Freeze Frame

My sister in law, the mother of my godchildren, is mildly obsessed with documenting the life and times of her kids. My niece and nephew are one and three respectively and she has held at least four, maybe more, portrait sessions at one of those strip mall photography store fronts and has created multiple Shutterfly books for posterity. I have had the good fortune to accompany my extended family on two of the strip mall photography expeditions. And to be clear “good fortune” is defined in this case by my ability to blog about the experience.

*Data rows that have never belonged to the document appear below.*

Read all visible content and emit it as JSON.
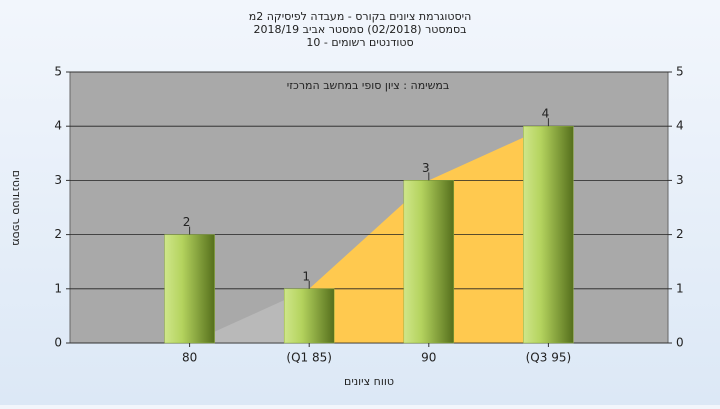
{
  "chart_data": {
    "type": "bar",
    "title": [
      "היסטוגרמת ציונים בקורס - מעבדה לפיסיקה 2מ",
      "בסמסטר (02/2018) סמסטר אביב 2018/19",
      "סטודנטים רשומים - 10"
    ],
    "annotation": "במשימה : ציון סופי במחשב המרכזי",
    "y_label": "מספר סטודנטים",
    "x_label": "טווח ציונים",
    "categories": [
      "80",
      "(Q1 85)",
      "90",
      "(Q3 95)"
    ],
    "values": [
      2,
      1,
      3,
      4
    ],
    "area": {
      "values": [
        0,
        1,
        3,
        4
      ],
      "colors": [
        "#b9b9b9",
        "#ffc94f"
      ]
    },
    "ylim": [
      0,
      5
    ],
    "yticks": [
      0,
      1,
      2,
      3,
      4,
      5
    ],
    "y2lim": [
      0,
      5
    ],
    "y2ticks": [
      0,
      1,
      2,
      3,
      4,
      5
    ],
    "grid": true,
    "color": "#8fb040"
  }
}
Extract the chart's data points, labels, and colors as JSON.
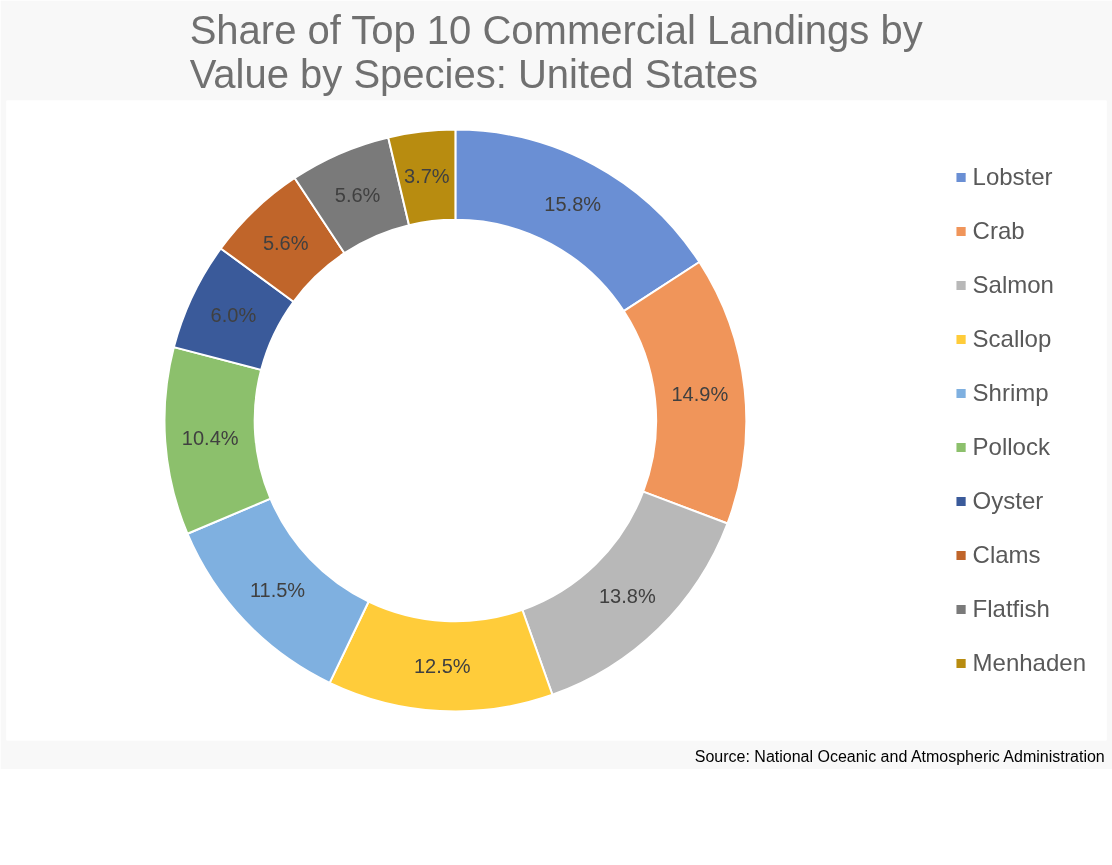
{
  "chart_data": {
    "type": "donut",
    "title": "Share of Top 10 Commercial Landings by Value by Species: United States",
    "categories": [
      "Lobster",
      "Crab",
      "Salmon",
      "Scallop",
      "Shrimp",
      "Pollock",
      "Oyster",
      "Clams",
      "Flatfish",
      "Menhaden"
    ],
    "values": [
      15.8,
      14.9,
      13.8,
      12.5,
      11.5,
      10.4,
      6.0,
      5.6,
      5.6,
      3.7
    ],
    "colors": [
      "#6a8fd4",
      "#f0955a",
      "#b8b8b8",
      "#ffcc3a",
      "#7fb0e0",
      "#8cc06c",
      "#3a5a9a",
      "#c0652a",
      "#7a7a7a",
      "#b88c10"
    ],
    "value_labels": [
      "15.8%",
      "14.9%",
      "13.8%",
      "12.5%",
      "11.5%",
      "10.4%",
      "6.0%",
      "5.6%",
      "5.6%",
      "3.7%"
    ],
    "data_labels": true,
    "legend": "right",
    "annotations": [
      "Source: National Oceanic and Atmospheric Administration"
    ]
  }
}
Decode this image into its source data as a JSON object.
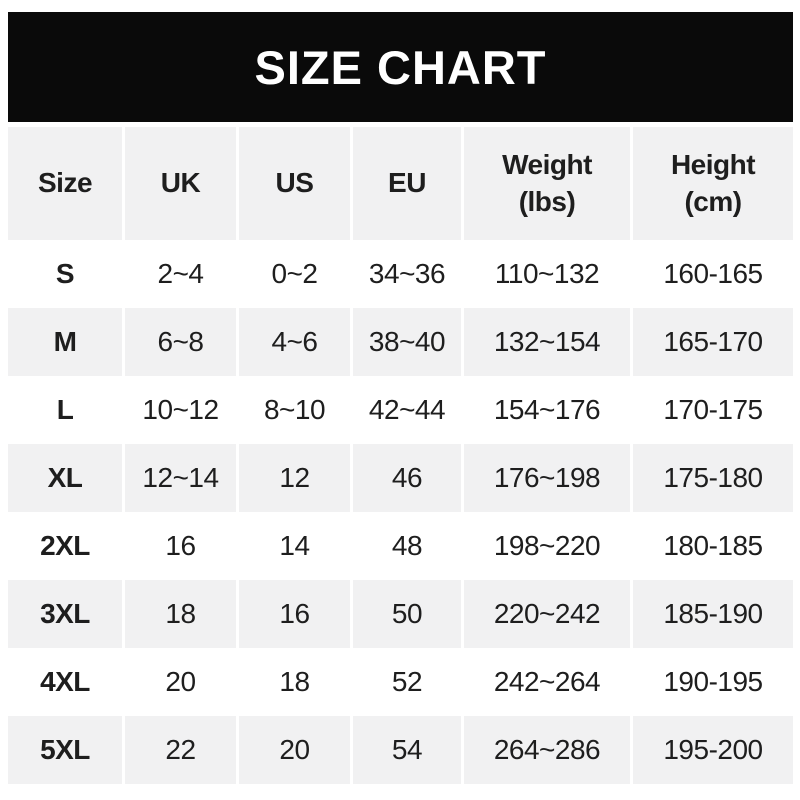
{
  "banner": {
    "title": "SIZE CHART"
  },
  "colors": {
    "banner_bg": "#0a0a0a",
    "banner_text": "#ffffff",
    "row_alt_bg": "#f1f1f2",
    "row_bg": "#ffffff",
    "text": "#1e1e1e"
  },
  "table": {
    "headers": [
      {
        "label": "Size",
        "sub": ""
      },
      {
        "label": "UK",
        "sub": ""
      },
      {
        "label": "US",
        "sub": ""
      },
      {
        "label": "EU",
        "sub": ""
      },
      {
        "label": "Weight",
        "sub": "(lbs)"
      },
      {
        "label": "Height",
        "sub": "(cm)"
      }
    ],
    "rows": [
      {
        "size": "S",
        "uk": "2~4",
        "us": "0~2",
        "eu": "34~36",
        "weight": "110~132",
        "height": "160-165"
      },
      {
        "size": "M",
        "uk": "6~8",
        "us": "4~6",
        "eu": "38~40",
        "weight": "132~154",
        "height": "165-170"
      },
      {
        "size": "L",
        "uk": "10~12",
        "us": "8~10",
        "eu": "42~44",
        "weight": "154~176",
        "height": "170-175"
      },
      {
        "size": "XL",
        "uk": "12~14",
        "us": "12",
        "eu": "46",
        "weight": "176~198",
        "height": "175-180"
      },
      {
        "size": "2XL",
        "uk": "16",
        "us": "14",
        "eu": "48",
        "weight": "198~220",
        "height": "180-185"
      },
      {
        "size": "3XL",
        "uk": "18",
        "us": "16",
        "eu": "50",
        "weight": "220~242",
        "height": "185-190"
      },
      {
        "size": "4XL",
        "uk": "20",
        "us": "18",
        "eu": "52",
        "weight": "242~264",
        "height": "190-195"
      },
      {
        "size": "5XL",
        "uk": "22",
        "us": "20",
        "eu": "54",
        "weight": "264~286",
        "height": "195-200"
      }
    ]
  },
  "chart_data": {
    "type": "table",
    "title": "SIZE CHART",
    "columns": [
      "Size",
      "UK",
      "US",
      "EU",
      "Weight (lbs)",
      "Height (cm)"
    ],
    "rows": [
      [
        "S",
        "2~4",
        "0~2",
        "34~36",
        "110~132",
        "160-165"
      ],
      [
        "M",
        "6~8",
        "4~6",
        "38~40",
        "132~154",
        "165-170"
      ],
      [
        "L",
        "10~12",
        "8~10",
        "42~44",
        "154~176",
        "170-175"
      ],
      [
        "XL",
        "12~14",
        "12",
        "46",
        "176~198",
        "175-180"
      ],
      [
        "2XL",
        "16",
        "14",
        "48",
        "198~220",
        "180-185"
      ],
      [
        "3XL",
        "18",
        "16",
        "50",
        "220~242",
        "185-190"
      ],
      [
        "4XL",
        "20",
        "18",
        "52",
        "242~264",
        "190-195"
      ],
      [
        "5XL",
        "22",
        "20",
        "54",
        "264~286",
        "195-200"
      ]
    ],
    "layout": {
      "header_background": "#f1f1f2",
      "alternating_rows": true,
      "title_banner": "black"
    }
  }
}
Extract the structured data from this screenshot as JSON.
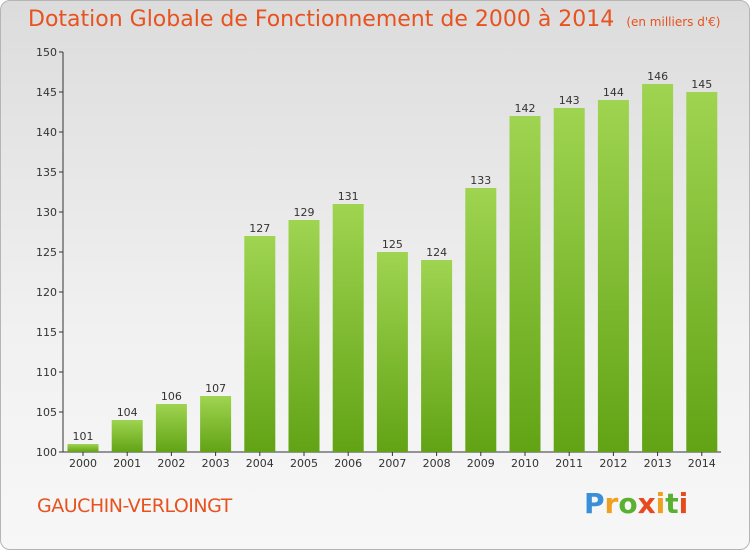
{
  "header": {
    "title": "Dotation Globale de Fonctionnement de 2000 à 2014",
    "subtitle": "(en milliers d'€)"
  },
  "footer": {
    "commune": "GAUCHIN-VERLOINGT",
    "logo_text": "Proxiti"
  },
  "colors": {
    "accent": "#e8521f",
    "bar_top": "#9fd451",
    "bar_bottom": "#62a315"
  },
  "chart_data": {
    "type": "bar",
    "title": "Dotation Globale de Fonctionnement de 2000 à 2014",
    "xlabel": "",
    "ylabel": "",
    "categories": [
      "2000",
      "2001",
      "2002",
      "2003",
      "2004",
      "2005",
      "2006",
      "2007",
      "2008",
      "2009",
      "2010",
      "2011",
      "2012",
      "2013",
      "2014"
    ],
    "values": [
      101,
      104,
      106,
      107,
      127,
      129,
      131,
      125,
      124,
      133,
      142,
      143,
      144,
      146,
      145
    ],
    "ylim": [
      100,
      150
    ],
    "yticks": [
      100,
      105,
      110,
      115,
      120,
      125,
      130,
      135,
      140,
      145,
      150
    ],
    "grid": false,
    "data_labels": true
  }
}
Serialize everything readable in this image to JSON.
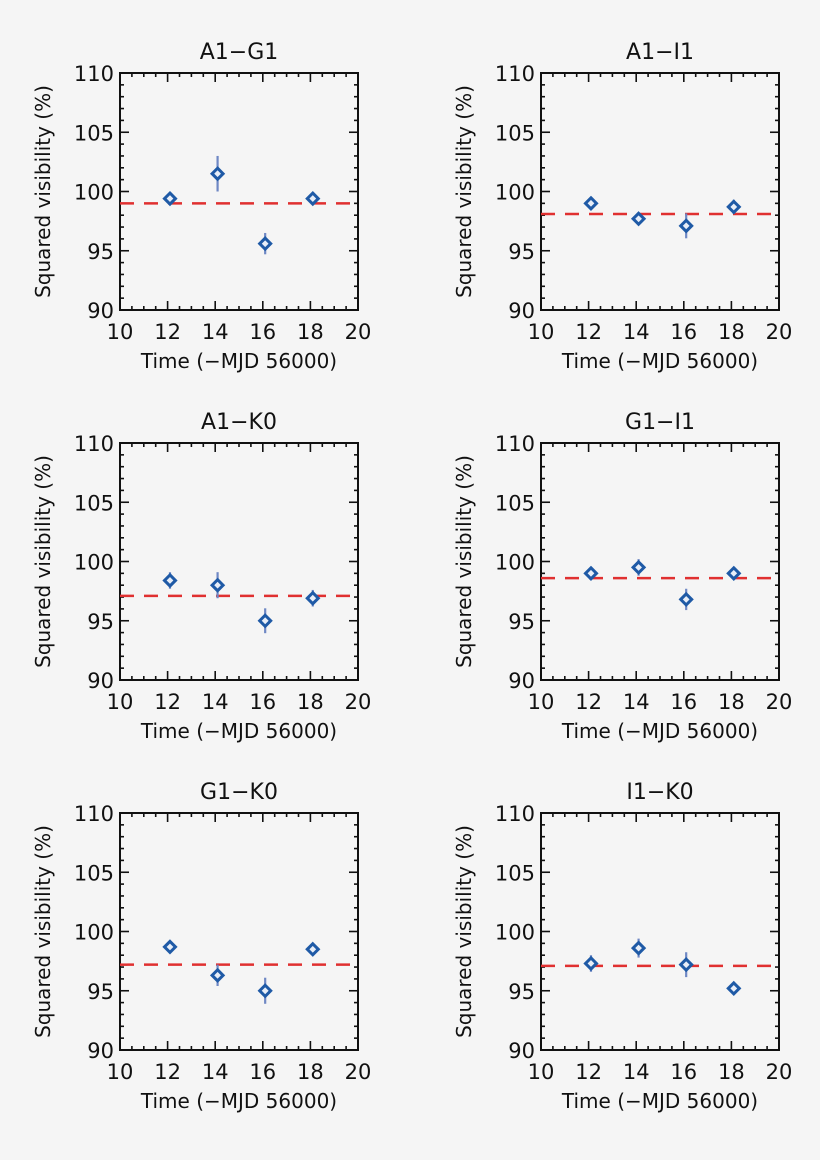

On our most recent visit our manager was a frenetic fellow who behaved has if his bonus at stake. Each session requires two employees; a photographer and an assistant to coax smiles out of the wailing children. We began with my niece who, while not wailing, was slightly suspicious and was not inclined to smile just because there was a camera pointed at her with a strange woman dancing behind behind it. The manager jumped into our session to replace the assistant in no time. He wasn’t messing around. He had in his arsenal a well rehearsed routine that involved a stuffed kitty flying through the air, landing on someone’s head and flopping around. On at least one occasion the head was mine and Peppy, our over-caffeinated manager, paid no attention to my carefully coiffed hairdo. He proceeded to shuffle us around, using corny lines to manipulate the bewildered children. “OK, can you cross your legs for me? Criss cross applesauce” he said as he crossed my nephew’s legs for him as if he were a Gumby doll. I’m not certain, but I may have seen my nephew’s first eye-roll. If not I was internally eye-rolling enough for all of us.

When the time came for to the full family photo (in which I was included) the photographer began to position us. Just as we had assumed our places, Peppy returned from a smoke break to rearrange us. He sat the core family members in an simple arrangement and then asked me to sit on a large block behind them. The resulting portrait makes me appear to be some crazed family portrait crasher. We took several photos in this configuration and then I was dismissed. I was banished to the Lego table to sit with the families waiting while their anticipation turned to dread.

Once all the photos had been taken it was time for the sales pitch. The previously affable photographer morphed into a mildly pushy salesman right before our eyes. The sales pitch involves sitting in front of a computer screen while the salesperson begins to display the photos in a fashion not unlike the way the optometrist gauges your vision, but more quickly. “Which one do you like better? This one or this one? Is this one better or this one? Better or the same?” Once you have selected your photos you are obliged to chose the “Package” that you want, none of which really fit your desires.  Oh, and did I mention that it is at this point that the children traditionally run out of steam and begin to meltdown. These places must make a mint while stressed out mother’s agree to purchase many more photos (mostly in useless wallet size) than intended.

As we drove off to have lunch, my sweet photo obsessed sister in law absolved me of the obligation to attend future portrait sessions.

Family of five members

Yeah, that is probably a pretty good idea.